Правда, у Толстого Федор Иоаннович не совсем такой. Но тем более он нецензурен. Царю полагается быть обязательно в генеральском мундире и пить чару за здоровье храброго воинства. Иначе — уже умаление «царской власти». Разрешили «Федора Иоанновича» не {248}
без труда, благодаря связям Суворина. У старика был нюх по части успеха. Суворина очень отговаривали поручить роль Федора молодому актеру. Дескать, роль трагическая (хотя, по признанию самого автора, она совсем не трагическая, а пассивная, страдательная), и как же после мальчика — сапожного подмастерья подняться до царя и пр. и пр.? Но Суворин угадал. В Орленеве, и по фигуре, и по голосу, и по всей его повадке, было много подходящего для Федора. Водевильный простак победил.С этого момента Орленев возвеличен был славой рекламой. Случилось то, что всегда бывает в жизни художника: он остается неоценимым, когда работает только материалом собственным, личным. Он становится славен и знаменит, когда к материалу личному присоединяет благодарный, удачный, впору пришедшийся материал сюжета и натуры. Материал становится союзником и выносит, как волна пловца, на желанный берег.
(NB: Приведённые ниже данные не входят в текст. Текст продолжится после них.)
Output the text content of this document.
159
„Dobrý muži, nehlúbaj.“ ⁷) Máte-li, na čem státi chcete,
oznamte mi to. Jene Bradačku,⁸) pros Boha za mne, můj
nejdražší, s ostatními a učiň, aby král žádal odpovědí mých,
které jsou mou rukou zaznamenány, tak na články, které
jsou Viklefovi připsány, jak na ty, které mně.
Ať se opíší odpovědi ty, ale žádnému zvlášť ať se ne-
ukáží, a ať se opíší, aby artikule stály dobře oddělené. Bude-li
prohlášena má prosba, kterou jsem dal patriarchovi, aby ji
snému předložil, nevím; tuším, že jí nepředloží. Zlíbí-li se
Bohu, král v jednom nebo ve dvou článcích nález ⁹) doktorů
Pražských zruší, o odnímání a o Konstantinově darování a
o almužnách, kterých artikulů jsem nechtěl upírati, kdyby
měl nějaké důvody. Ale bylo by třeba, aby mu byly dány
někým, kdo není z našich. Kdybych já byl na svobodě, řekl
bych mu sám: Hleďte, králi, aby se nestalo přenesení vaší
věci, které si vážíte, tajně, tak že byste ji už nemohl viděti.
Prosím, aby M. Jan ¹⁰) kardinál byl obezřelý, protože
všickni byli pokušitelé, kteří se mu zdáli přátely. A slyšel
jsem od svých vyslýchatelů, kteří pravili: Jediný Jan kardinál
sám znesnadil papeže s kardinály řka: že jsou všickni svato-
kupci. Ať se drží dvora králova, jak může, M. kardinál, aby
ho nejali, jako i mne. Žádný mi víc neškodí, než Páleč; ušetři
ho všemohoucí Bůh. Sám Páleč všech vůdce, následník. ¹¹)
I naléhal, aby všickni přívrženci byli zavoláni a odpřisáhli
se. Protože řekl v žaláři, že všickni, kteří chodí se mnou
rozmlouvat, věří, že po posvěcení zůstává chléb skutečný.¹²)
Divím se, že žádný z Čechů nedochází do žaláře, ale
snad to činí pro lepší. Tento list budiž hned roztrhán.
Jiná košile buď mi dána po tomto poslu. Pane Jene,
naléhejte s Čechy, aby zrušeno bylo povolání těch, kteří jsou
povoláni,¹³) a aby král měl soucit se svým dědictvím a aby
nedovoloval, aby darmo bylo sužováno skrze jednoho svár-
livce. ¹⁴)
Трагедия Ал. Толстого Имела огромный успех не только благодаря несомненным поэтическим и театральным достоинствам, но и потому, главным образом, что цари прискучили своей вечной генеральской формой, и царь-пономарь, царь — жалкий и дряблый, царь — слабый, ничтожный человек, царь-студень — в этом была пикантность трагедии. Федора Иоанновича, кстати, тогда сближали с Николаем II. Вообще тут была тема для размышлений.
Орленев играл Федора отнюдь не таким, каким его изображал Пушкин в вышеприведенных стихах. Пушкин пересахаривает. Его Федор напоминает иконописную фигуру. У Федора не лицо, а «лик». Его надобно было бы канонизировать, собственно, но Победоносцев
[239] предпочел почему-то канонизировать Серафима Саровского[240]. Ал. Толстой дает в характере Федора черты смиренные, но {249} отнюдь не сплошную евангельскую иконопись. Разумеется, Федор Иоаннович — не генерал, не полицмейстер и не коварный дипломат на престоле. Его тянет к уединенной жизни; его привлекают клиросное пение и перезвон колоколов; и ум его совсем не создан для сложной азиатской интриги московского двора. Для него «бармы Мономаха» — тяжелая ноша, и страдание его в том, что им швыряются, как перекидным мячиком, Годуновы, Шуйские и прочие опытные царедворцы. Но за всем тем, он отнюдь — не воплощение благостности, и никакого лучезарного нимба нет над его головой. Он — человек. Ни на вершок не самодержец по слабости и неуравновешенности характера и по мистическому церковному складу своей души. Однако он способен сильно и даже гневно реагировать на события. «Я царь или не царь?!» — кричит он, и это действительно (цензура была права) деградация царской власти. Чем исступленнее кричит он, чем больше серчает, тем очевиднее, что «царь» — это вовсе не божье произволение, вымазанное миром и оттого приобретшее чудесные свойства самодержца и деспота, а обыкновенный живой человек. Орленев дает тип неврастеника, человека, по нервной организации своей близкого к патологии и страдающего почти медицинским термином обозначаемой слабохарактерностью — «абулиею». И, конечно, жалко, по-человечеству, слабенького, безвольного царя, который должен держать власть и страну, а его «самого держат», как определил Герцен сущность самодержца. Но еще более тягостно становится за народ, за общество, за страну, когда всей «полнотой власти», в силу наследственности, может быть облечен любой не то клинический больной, не то выходец из желтого дома, не то слабоумный идиот, не то кроткий пономарь, которому приказано состоять в должности государственного архистратига. {250} В этом смысле постановка «Федора Иоанновича» и исполнение Орленева, несомненно, имели революционное значение. Цензура дала маху. Не удивительно, что в «Московских ведомостях» известный критик Флеров-Васильев вообще неодобрительно отнесся к самой мысли о постановке «Федора Иоанновича», хотя Федор и Аринушка представляются ему прекрасным «мольным аккордом»[241]. «Мольно», а для самодержавия обидно.